Alex’s Notes: The ACSM and CDC recommend that adults engage in at least 150 minutes of moderate-to-vigorous physical activity (MVPA) per week, but it is not entirely clear how this time should be distributed for health. Clearly there is a difference between engaging in 75 minutes twice per week compared to 30 minutes five days per week. As a result, the purpose of this study was to examine whether daily frequency of MVPA or weekly accumulation of MVPA was a stronger predictor of systemic inflammation [determined by C-reactive protein (CRP)] among the U.S. adults.
Data for 2,330 adults from the 2003-2006 NHANES survey was used for analysis. There are many more people in the NHANES dataset, but inclusion criteria restricted participants to those over 20 years of age who wore an accelerometer for at least 10 hours per day for seven consecutive days. All outcomes controlled for age, gender, race, ethnicity, poverty-to-income ratio (PIR), comorbid illness, BMI, sedentary behavior, and smoking status.

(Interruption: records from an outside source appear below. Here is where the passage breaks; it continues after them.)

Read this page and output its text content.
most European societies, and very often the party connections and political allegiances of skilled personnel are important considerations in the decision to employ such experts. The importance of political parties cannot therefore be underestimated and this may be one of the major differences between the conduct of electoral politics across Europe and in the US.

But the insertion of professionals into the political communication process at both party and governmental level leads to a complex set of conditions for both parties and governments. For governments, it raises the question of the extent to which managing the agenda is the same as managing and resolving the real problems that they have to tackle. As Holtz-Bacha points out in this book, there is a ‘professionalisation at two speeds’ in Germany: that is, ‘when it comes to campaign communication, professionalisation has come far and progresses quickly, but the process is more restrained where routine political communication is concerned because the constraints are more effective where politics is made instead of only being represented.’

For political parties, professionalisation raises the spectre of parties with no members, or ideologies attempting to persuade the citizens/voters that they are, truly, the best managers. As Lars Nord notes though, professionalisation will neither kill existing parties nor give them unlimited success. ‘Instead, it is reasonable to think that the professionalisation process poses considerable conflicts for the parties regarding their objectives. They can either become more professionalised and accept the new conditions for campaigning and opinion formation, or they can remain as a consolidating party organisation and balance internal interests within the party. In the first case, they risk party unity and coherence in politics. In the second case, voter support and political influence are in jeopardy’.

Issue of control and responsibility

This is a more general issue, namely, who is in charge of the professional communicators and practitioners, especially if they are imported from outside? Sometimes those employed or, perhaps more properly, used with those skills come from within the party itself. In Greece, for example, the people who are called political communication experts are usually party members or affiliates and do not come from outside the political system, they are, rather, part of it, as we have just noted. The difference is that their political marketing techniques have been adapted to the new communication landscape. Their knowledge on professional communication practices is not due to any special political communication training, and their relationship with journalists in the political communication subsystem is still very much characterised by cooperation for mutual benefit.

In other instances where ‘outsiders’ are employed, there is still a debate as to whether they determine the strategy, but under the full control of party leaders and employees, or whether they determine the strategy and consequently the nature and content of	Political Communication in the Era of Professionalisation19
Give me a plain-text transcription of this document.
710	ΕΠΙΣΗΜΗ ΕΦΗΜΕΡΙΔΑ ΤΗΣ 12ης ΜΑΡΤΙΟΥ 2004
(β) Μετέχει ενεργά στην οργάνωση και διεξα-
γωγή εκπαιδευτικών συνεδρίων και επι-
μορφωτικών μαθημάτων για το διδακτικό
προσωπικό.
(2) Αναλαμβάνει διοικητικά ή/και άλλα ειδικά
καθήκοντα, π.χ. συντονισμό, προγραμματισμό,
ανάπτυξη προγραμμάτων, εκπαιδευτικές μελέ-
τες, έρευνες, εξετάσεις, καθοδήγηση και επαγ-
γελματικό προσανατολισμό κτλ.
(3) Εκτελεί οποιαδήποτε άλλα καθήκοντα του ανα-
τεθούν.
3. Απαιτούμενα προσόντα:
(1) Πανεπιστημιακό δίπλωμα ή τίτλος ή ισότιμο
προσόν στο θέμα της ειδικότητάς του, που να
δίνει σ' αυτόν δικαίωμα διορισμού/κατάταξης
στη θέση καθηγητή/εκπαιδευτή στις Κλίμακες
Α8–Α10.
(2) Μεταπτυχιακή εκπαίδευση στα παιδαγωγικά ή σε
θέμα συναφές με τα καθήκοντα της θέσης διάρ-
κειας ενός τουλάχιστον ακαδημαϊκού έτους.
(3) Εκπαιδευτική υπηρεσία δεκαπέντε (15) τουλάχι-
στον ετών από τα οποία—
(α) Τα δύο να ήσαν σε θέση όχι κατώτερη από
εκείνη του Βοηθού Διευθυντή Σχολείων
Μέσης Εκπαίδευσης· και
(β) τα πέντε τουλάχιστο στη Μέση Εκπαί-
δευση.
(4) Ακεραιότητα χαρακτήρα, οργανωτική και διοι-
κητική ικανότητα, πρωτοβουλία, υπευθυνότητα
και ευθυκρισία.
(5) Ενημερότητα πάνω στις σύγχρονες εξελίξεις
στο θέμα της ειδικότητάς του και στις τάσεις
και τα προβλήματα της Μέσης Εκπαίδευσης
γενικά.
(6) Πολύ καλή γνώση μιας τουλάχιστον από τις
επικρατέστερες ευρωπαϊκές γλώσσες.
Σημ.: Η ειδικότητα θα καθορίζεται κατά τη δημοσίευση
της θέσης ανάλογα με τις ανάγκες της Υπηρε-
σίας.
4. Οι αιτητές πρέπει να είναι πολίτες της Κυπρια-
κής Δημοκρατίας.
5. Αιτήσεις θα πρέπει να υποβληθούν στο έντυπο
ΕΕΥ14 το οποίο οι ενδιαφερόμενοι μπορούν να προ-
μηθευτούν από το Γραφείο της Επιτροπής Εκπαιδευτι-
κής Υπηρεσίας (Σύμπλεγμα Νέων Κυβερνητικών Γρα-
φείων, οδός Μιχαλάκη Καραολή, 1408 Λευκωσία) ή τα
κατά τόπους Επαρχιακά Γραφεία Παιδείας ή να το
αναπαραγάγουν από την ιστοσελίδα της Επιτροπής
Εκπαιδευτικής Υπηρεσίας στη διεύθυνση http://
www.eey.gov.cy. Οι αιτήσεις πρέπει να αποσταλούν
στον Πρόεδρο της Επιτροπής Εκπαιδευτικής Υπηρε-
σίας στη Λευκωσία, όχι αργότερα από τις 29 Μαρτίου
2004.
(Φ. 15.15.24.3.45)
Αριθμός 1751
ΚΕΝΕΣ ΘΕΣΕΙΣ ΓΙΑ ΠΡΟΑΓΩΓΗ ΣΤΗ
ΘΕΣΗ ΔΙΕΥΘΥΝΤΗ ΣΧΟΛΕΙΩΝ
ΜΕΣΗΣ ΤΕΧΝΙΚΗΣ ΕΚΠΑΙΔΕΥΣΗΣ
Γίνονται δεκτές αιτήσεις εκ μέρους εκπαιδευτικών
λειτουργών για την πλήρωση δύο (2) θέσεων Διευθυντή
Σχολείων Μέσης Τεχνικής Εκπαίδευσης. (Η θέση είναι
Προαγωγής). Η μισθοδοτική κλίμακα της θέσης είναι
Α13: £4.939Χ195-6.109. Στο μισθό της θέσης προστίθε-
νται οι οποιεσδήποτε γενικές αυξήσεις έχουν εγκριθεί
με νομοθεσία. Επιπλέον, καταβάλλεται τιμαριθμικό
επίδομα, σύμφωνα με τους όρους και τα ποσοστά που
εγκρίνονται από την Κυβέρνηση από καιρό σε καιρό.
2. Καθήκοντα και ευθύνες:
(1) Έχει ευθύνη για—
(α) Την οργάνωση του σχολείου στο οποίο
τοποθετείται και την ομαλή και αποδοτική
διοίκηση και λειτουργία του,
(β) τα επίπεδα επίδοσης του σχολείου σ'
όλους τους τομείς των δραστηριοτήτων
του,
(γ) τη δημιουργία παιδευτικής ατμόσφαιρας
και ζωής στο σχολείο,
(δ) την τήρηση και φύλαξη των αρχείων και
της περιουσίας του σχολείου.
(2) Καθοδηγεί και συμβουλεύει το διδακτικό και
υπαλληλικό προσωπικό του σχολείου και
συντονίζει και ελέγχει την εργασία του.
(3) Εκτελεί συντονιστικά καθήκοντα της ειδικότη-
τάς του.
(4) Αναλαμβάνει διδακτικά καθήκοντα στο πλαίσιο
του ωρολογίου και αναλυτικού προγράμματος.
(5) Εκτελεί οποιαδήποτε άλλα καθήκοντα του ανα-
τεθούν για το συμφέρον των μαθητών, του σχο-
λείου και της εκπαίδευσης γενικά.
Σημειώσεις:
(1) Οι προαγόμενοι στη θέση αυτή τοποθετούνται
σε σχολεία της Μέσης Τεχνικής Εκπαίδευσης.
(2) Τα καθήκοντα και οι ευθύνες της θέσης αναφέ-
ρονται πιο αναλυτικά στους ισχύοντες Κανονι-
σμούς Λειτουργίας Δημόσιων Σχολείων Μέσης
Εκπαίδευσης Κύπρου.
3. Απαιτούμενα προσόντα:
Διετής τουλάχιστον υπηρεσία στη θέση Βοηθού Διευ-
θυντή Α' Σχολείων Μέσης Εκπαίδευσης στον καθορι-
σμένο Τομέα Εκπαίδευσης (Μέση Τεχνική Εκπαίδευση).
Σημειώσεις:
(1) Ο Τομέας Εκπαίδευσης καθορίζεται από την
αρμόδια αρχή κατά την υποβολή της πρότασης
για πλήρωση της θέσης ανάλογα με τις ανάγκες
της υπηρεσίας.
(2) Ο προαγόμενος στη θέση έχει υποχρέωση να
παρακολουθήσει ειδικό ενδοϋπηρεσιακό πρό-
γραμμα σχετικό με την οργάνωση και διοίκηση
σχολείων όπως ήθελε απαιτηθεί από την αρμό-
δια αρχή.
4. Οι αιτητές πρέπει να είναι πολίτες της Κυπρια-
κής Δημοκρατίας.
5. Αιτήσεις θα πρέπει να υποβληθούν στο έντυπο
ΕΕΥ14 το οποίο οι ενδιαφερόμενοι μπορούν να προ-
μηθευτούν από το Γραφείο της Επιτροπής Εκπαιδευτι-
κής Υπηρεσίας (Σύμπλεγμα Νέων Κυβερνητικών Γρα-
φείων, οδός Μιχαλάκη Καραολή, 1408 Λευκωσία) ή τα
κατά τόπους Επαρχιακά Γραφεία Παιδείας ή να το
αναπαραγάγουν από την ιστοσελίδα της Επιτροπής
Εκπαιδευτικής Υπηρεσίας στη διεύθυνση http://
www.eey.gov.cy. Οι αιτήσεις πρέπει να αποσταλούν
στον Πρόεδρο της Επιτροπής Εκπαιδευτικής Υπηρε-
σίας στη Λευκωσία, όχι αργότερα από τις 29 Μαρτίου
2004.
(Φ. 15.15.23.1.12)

The average MVPA per day ranged from 21.8 to 24.1 minutes depending on the day of the week, with a levels being stable throughout the work week and showing a small decline on the weekends. On average, participants engaged in at least 30 min/day of MVPA for 2 of the 7 monitoring days. And indeed there was a clear inverse association between CRP concentrations and the number of days engaged in ≥30 min/day of MVPA. However, there was also an inverse association between total weekly MVPA and CRP. Thus, both variables were entered into a statistical equation with CRP, and together the significant inverse association remained only for CRP and frequency of MVPA.
Although there was an even split of men and women, the participants, on average, were 51.5 years of age and predominately non-Hispanic white (80.2%). Despite this limitation for generalizability, it appears that for reducing inflammation, it is better to be active consistently than to be active for longer less frequently. This pairs nicely with another study that found regularly active men (≥1000 kcal of per week on 3 or more days) had a 36% reduced risk of premature mortality, compared to only a 15% reduced risk for weekend warriors (≥1000 kcal of MVPA per week on 1 or 2 days). Hopefully future studies will add to this research by examining other inflammatory biomarkers such as TNF-α and the interleukins.